Ah, you nod knowingly. That kind of stuff. Nothing worth anything to anyone else. Pictures - some of them over 100 years old. The thought of losing all of them to the flames pressed on my conscience. So I decided to have a photographer scan them onto DVDs. I got as far as my great-grandmother's color portrait, the cost too prohibitive.

Then I took them all out of crumbling scrapbooks and transferred the prints to archival-quality boxes - they're stored on the top shelf of the closet now. The suitcase now is essentially empty, except for blobs of old birthday candles, a feather headdress from the 50s, and other assorted detritus from a childhood spent on the move.

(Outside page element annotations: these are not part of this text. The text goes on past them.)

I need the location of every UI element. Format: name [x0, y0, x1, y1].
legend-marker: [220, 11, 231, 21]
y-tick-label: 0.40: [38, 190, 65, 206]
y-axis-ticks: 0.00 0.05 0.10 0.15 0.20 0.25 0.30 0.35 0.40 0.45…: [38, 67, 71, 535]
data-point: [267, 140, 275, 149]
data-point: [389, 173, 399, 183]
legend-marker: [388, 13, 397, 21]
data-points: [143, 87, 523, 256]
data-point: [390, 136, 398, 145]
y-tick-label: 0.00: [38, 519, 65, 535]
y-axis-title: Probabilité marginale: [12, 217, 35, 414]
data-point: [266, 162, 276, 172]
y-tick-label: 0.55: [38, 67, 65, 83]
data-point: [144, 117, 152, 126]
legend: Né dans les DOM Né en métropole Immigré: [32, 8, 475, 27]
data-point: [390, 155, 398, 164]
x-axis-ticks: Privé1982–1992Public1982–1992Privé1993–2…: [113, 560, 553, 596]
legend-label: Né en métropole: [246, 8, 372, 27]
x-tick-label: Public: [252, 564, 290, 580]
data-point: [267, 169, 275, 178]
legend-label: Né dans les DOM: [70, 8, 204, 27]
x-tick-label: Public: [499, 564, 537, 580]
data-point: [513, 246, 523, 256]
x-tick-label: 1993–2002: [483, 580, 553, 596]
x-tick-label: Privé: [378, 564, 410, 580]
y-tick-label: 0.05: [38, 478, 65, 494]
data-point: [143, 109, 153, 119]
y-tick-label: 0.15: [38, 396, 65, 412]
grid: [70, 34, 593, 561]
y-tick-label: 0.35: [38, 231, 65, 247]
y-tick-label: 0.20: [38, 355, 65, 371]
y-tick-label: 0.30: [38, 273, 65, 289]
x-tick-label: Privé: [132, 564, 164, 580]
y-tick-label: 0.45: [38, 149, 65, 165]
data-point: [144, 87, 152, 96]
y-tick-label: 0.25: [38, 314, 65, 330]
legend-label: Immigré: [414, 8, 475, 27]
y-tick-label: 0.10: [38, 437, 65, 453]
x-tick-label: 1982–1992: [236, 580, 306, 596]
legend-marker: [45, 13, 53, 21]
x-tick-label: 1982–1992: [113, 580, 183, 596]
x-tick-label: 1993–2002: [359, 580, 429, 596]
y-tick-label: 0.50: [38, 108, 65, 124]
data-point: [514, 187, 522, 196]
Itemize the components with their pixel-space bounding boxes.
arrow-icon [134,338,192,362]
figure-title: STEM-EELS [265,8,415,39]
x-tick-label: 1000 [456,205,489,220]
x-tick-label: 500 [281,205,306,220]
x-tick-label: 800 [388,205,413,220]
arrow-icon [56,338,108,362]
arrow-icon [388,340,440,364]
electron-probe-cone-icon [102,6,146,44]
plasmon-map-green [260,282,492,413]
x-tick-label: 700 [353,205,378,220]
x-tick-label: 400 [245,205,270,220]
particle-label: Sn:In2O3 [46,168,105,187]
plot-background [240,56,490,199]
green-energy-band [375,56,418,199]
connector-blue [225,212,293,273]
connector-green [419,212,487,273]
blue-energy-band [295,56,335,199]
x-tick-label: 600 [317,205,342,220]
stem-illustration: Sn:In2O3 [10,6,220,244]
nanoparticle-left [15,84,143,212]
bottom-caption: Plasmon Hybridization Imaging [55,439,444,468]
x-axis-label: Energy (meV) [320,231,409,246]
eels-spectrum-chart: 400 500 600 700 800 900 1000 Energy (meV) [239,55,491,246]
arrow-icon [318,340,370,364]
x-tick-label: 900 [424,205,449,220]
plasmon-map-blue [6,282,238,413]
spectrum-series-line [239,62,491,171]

In the process of peeling the old photos from my mother's little pasted corners and sometimes just chunks of yellowing clear tape, I got to know my parents in a way that somehow had escaped me over the years. There were notations on the backs of some of the photos, asides from an era about which I was ignorant. More about those revelations in a later post.

Now I'm left with a suitcase I can't quite part with. Managed to pry it from the closet before I liberated the fading images. Now the old pasteboard relic sits in the hallway, right beside piles of skis, ski boots, and bike paraphernalia. Detritus of my own from the era I'm living today.

I know there's a better place for the poor old thing - can't think of where, though. My children struggle with their own challenges. The threat of flooding in Boulder hangs over the head of one while the other is carving out a new life at the opposite end of the state.

I'm certain the curse of the traveling suitcase has to end with me.

How I was going to end the curse was beyond me until I realized: Time is the answer. That's what we all need. Time can cure one threat, but presents us with another.

In the end, family and friends are what's important, what endures. The things we carry with us in life are just symbols of those connections, those memories.

People who have just minutes to decide what's important, choose love, of family, of friends, of their neighbors, their pets. It's simple.